The old woman seemed quite to have lost her mind from terror. She looked vacantly at the new arrivals, as if they had been there all their lives. At last she seemed to realize what they were saying.
"Why, it's Rafael!" she exclaimed in surprise. "Rafaelito.... And you came to see us in such weather! Suppose you get drowned? What will your mother say?... Lord, how crazy of you! Lord!"
But it was not madness, and even if it were, it was very sweet of him! That, at least, was what Rafael seemed to read in those clear, luminous eyes of the golden sparkles that caressed him with their velvety touch every time he dared to look at them. Leonora was staring at him: studying him in the lamplight, as if trying to understand the difference between the man in front of her and the boy she had met on her walk to the Hermitage.
Doña Pepa's spirits rallied now that men were in the house; and with a supreme effort of will, the old lady decided to leave her armchair for a look at the flood, which had stopped rising, if, indeed, it were not actually receding.
"How much water, oh Lord our God!... How many terrible things we'll learn of tomorrow! This must be a punishment from Heaven ... a warning to us to think of our many sins."
Leonora meanwhile was bustling busily about, hurrying the refreshments. Those gentlemen couldn't be left like that—she kept cautioning to her maid and the peasant woman. Just imagine, with their clothes wet through! How tired they must be after that all night struggle! Poor fellows! It was enough just to look at them! And she set biscuits on the table, cakes, a bottle of rum—everything, including a box of Russian cigarettes with gilded tips—to the shocked surprise of the gardener's wife.
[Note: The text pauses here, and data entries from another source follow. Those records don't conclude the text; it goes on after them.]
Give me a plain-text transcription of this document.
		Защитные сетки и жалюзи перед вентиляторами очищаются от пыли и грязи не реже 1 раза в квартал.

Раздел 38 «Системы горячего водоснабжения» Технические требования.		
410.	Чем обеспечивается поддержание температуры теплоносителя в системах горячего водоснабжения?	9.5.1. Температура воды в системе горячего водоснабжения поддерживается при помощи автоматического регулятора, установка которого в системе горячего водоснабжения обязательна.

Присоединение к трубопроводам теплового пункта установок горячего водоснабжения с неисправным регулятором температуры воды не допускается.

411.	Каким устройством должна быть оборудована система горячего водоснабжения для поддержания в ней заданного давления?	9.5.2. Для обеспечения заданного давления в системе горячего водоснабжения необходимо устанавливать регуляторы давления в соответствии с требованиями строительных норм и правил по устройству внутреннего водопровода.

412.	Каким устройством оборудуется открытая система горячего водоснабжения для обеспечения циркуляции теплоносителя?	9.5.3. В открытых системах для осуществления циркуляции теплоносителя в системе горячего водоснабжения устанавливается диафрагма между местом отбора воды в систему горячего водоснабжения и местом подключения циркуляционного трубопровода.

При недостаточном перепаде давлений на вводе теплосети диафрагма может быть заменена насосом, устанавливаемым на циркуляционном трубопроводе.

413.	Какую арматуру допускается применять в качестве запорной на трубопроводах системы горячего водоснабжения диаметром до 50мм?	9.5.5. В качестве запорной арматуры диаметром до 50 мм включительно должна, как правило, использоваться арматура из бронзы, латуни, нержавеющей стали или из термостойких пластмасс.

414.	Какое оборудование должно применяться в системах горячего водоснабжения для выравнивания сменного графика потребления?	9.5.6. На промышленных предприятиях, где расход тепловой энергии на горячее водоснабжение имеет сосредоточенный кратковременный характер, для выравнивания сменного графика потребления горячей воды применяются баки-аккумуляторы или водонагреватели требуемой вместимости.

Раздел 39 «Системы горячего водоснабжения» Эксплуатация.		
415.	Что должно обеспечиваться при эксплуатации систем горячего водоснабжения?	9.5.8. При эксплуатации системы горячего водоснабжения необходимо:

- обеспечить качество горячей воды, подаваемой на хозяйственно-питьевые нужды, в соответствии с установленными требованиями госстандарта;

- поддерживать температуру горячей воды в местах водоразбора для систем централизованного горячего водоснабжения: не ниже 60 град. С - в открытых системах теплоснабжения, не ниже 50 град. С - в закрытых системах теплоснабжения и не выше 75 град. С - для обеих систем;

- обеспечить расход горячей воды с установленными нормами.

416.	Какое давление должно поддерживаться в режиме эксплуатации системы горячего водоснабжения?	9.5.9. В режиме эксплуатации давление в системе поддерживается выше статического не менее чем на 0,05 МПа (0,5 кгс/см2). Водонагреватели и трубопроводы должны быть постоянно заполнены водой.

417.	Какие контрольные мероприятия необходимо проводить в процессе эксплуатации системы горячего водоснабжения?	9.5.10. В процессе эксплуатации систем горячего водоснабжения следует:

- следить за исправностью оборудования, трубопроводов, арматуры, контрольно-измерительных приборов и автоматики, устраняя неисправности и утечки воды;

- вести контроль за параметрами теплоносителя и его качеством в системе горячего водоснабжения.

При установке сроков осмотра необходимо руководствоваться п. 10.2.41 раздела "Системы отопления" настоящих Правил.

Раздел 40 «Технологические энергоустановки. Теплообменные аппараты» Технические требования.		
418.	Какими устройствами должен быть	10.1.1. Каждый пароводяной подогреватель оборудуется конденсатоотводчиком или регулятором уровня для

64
"Let them come here, auntie," she said to the old lady. "Don't make them talk any more now.... They need to eat and drink a little, and get warm.... I'm sorry I have so little to offer you. What in the world can I get for them? Let's see! Let's see!"
And while the two men were being forced, by that somewhat despotic attentiveness, to take seats at the table, Leonora and her maid went into the adjoining room, where keys began to rattle and tops of chests to rise and fall.
Rafael, in his deep emotion, could scarcely manage a few drops of rum; but the barber chewed away for all he was worth, downing glass after glass of liquor, and talking on and on through a mouth crammed with food while his face grew redder and redder.